Gold price jumps, dollar sinks ahead of special Fed meeting
The dollar was being punished on Monday, helping to lift gold to a more than three-week high amid swirling speculation about the possible outcome of a special gathering of the US Federal Reserve and chair Janet Yellen's meeting with the President Barack Obama.
Traders in gold futures in New York pushed gold for delivery in June, the most active contract, to above $1,260 an ounce in morning dealings before settling back to $1,258 an ounce, up 1.2% or $15 from Friday's close. Gold hit a 13-month high of $1,274 an ounce March 10 and is up 18.7% in 2016.
The US dollar index fell to below 94 against a basket of the world's major currencies on Monday and the greenback is now trading 5.4% below levels this time last year. Dollar weakness was the result of lowered rate hike expectations with predictions of a second rate hike in December falling to a less than 50% chance.
Commodities priced in US dollar usually have an inverse relationship to the world's reserve currency, particularly gold. The US dollar index's record high of 164.72 reached in February 1985 coincided with the bottom in the price of gold of $284.25 an ounce during that same month.
Physical demand and supply dynamics should also play in favour of higher gold prices as global mine output is expected to plateau in 2016, after seven years of consecutive growth
Large futures speculators or "managed money" investors such as hedge funds dramatically raised bearish bets on gold during the final months of 2015 pushing the overall market into an unprecedented net short position – bets that gold could be bought back at a lower price in the future.
This year however hedge funds have been big-time buyers pushing overall positioning firmly back in the black.
According to the CFTC's weekly Commitment of Traders data up to April 5 released on Friday speculators once again added to long positions – bets that prices will rise – to reach to 19.5 million ounces or 552 tonnes, the highest level since August 2012.
Speculators added to short positions last week, which saw net longs positions shrink slightly but overall managed money position has swung more than 500 tonnes since December's record net short.
Credit Suisse in first quarter commodities and forex review quoted by ValueWalk predicts gold gold prices will continue to rise to reach $1,350 during in the first quarter of 2017.
The investment bank predicts a pullback in gold prices at the beginning of 2018 as real interest rates turn upwards. Long term the Swiss bank sees gold at around $1,200, saying "at this level, the demand and supply equation will be relatively balanced."
Independent research company Capital Economics also predicts that gold’s rally this year is far from being over.

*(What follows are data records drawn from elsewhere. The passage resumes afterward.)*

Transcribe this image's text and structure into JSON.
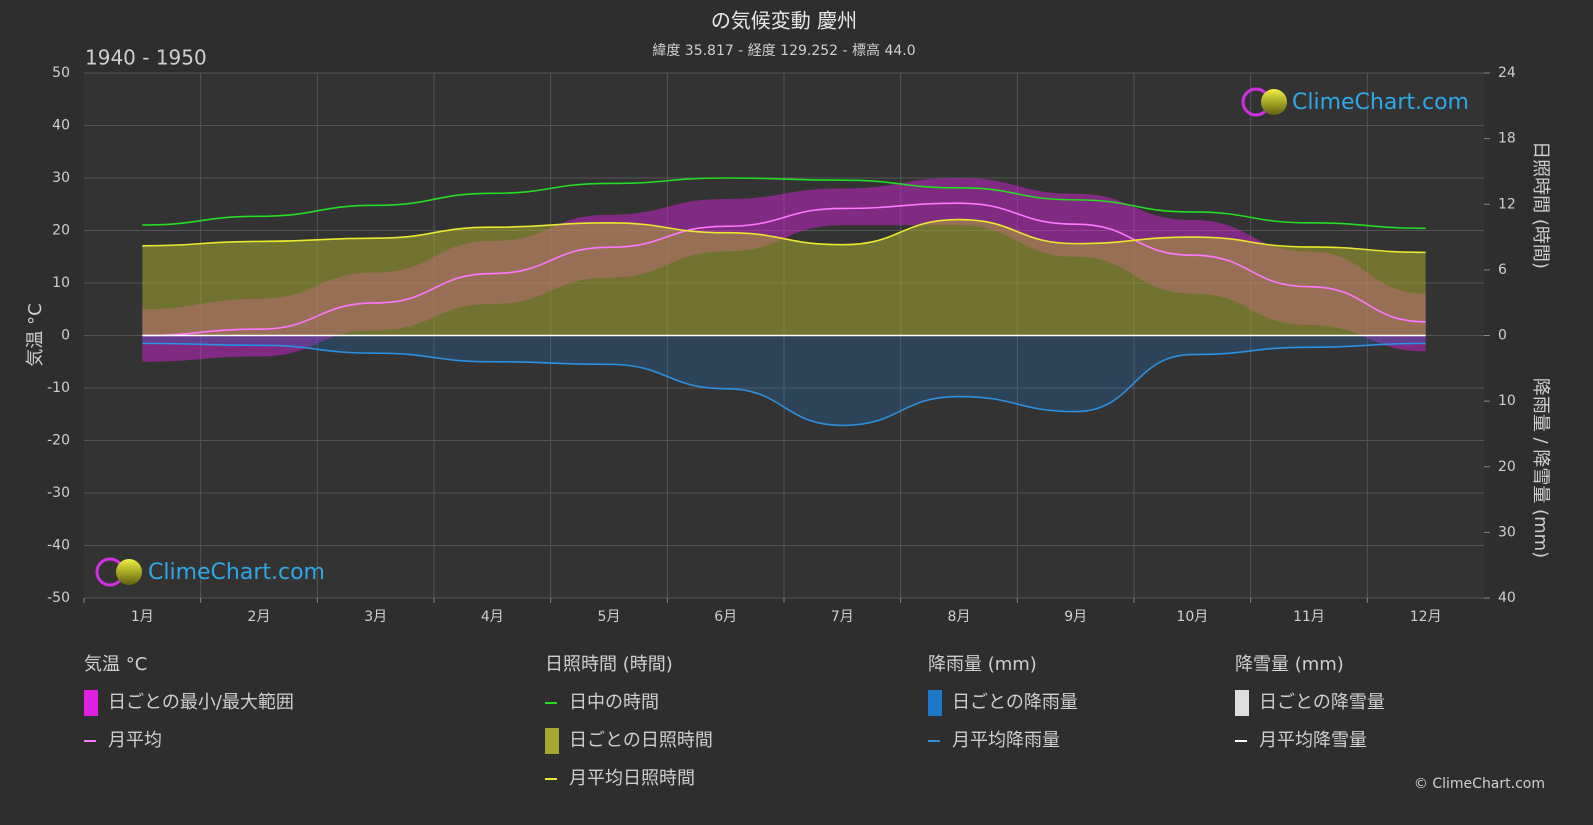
{
  "chart_data": {
    "type": "climate",
    "title": "の気候変動 慶州",
    "subtitle": "緯度 35.817 - 経度 129.252 - 標高 44.0",
    "period": "1940 - 1950",
    "ylabel": "気温 °C",
    "y2label": "日照時間 (時間)",
    "y3label": "降雨量 / 降雪量 (mm)",
    "categories": [
      "1月",
      "2月",
      "3月",
      "4月",
      "5月",
      "6月",
      "7月",
      "8月",
      "9月",
      "10月",
      "11月",
      "12月"
    ],
    "ylim": [
      -50,
      50
    ],
    "yticks": [
      -50,
      -40,
      -30,
      -20,
      -10,
      0,
      10,
      20,
      30,
      40,
      50
    ],
    "y2lim": [
      0,
      24
    ],
    "y2ticks": [
      0,
      6,
      12,
      18,
      24
    ],
    "y3lim": [
      0,
      40
    ],
    "y3ticks": [
      10,
      20,
      30,
      40
    ],
    "grid": true,
    "legend_groups": [
      "気温 °C",
      "日照時間 (時間)",
      "降雨量 (mm)",
      "降雪量 (mm)"
    ],
    "series": [
      {
        "name": "日ごとの最小/最大範囲",
        "color": "#e020e0",
        "axis": "y",
        "group": 0,
        "min": [
          -5,
          -4,
          1,
          6,
          11,
          16,
          21,
          21,
          15,
          8,
          2,
          -3
        ],
        "max": [
          5,
          7,
          12,
          18,
          23,
          26,
          28,
          30,
          27,
          22,
          16,
          8
        ]
      },
      {
        "name": "月平均",
        "color": "#ff77ff",
        "axis": "y",
        "group": 0,
        "values": [
          0.0,
          1.2,
          6.2,
          11.8,
          16.8,
          20.8,
          24.2,
          25.2,
          21.2,
          15.3,
          9.3,
          2.6
        ]
      },
      {
        "name": "日中の時間",
        "color": "#22dd22",
        "axis": "y2",
        "group": 1,
        "values": [
          10.1,
          10.9,
          11.9,
          13.0,
          13.9,
          14.4,
          14.2,
          13.5,
          12.4,
          11.3,
          10.3,
          9.8
        ]
      },
      {
        "name": "日ごとの日照時間",
        "color": "#a8a830",
        "axis": "y2",
        "group": 1
      },
      {
        "name": "月平均日照時間",
        "color": "#e8e830",
        "axis": "y2",
        "group": 1,
        "values": [
          8.2,
          8.6,
          8.9,
          9.9,
          10.3,
          9.4,
          8.3,
          10.6,
          8.4,
          9.0,
          8.1,
          7.6
        ]
      },
      {
        "name": "日ごとの降雨量",
        "color": "#1c78c8",
        "axis": "y3",
        "group": 2
      },
      {
        "name": "月平均降雨量",
        "color": "#2a90e0",
        "axis": "y3",
        "group": 2,
        "values": [
          1.2,
          1.5,
          2.7,
          4.0,
          4.4,
          8.1,
          13.7,
          9.3,
          11.6,
          2.9,
          1.8,
          1.2
        ]
      },
      {
        "name": "日ごとの降雪量",
        "color": "#dddddd",
        "axis": "y3",
        "group": 3
      },
      {
        "name": "月平均降雪量",
        "color": "#ffffff",
        "axis": "y3",
        "group": 3,
        "values": [
          0,
          0,
          0,
          0,
          0,
          0,
          0,
          0,
          0,
          0,
          0,
          0
        ]
      }
    ],
    "watermark": "ClimeChart.com",
    "copyright": "© ClimeChart.com"
  }
}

"In particular, we expect building inflationary pressures in the US to keep real interest rates low, boosting the attractiveness of gold as a store of value. What’s more, physical demand and supply dynamics should also play in favour of higher gold prices as global mine output is expected to plateau in 2016, after seven years of consecutive growth, and demand from central banks and key consumers should remain strong"
Capital Economics sees gold at $1,350 by the end of the year with a rising trend in 2017.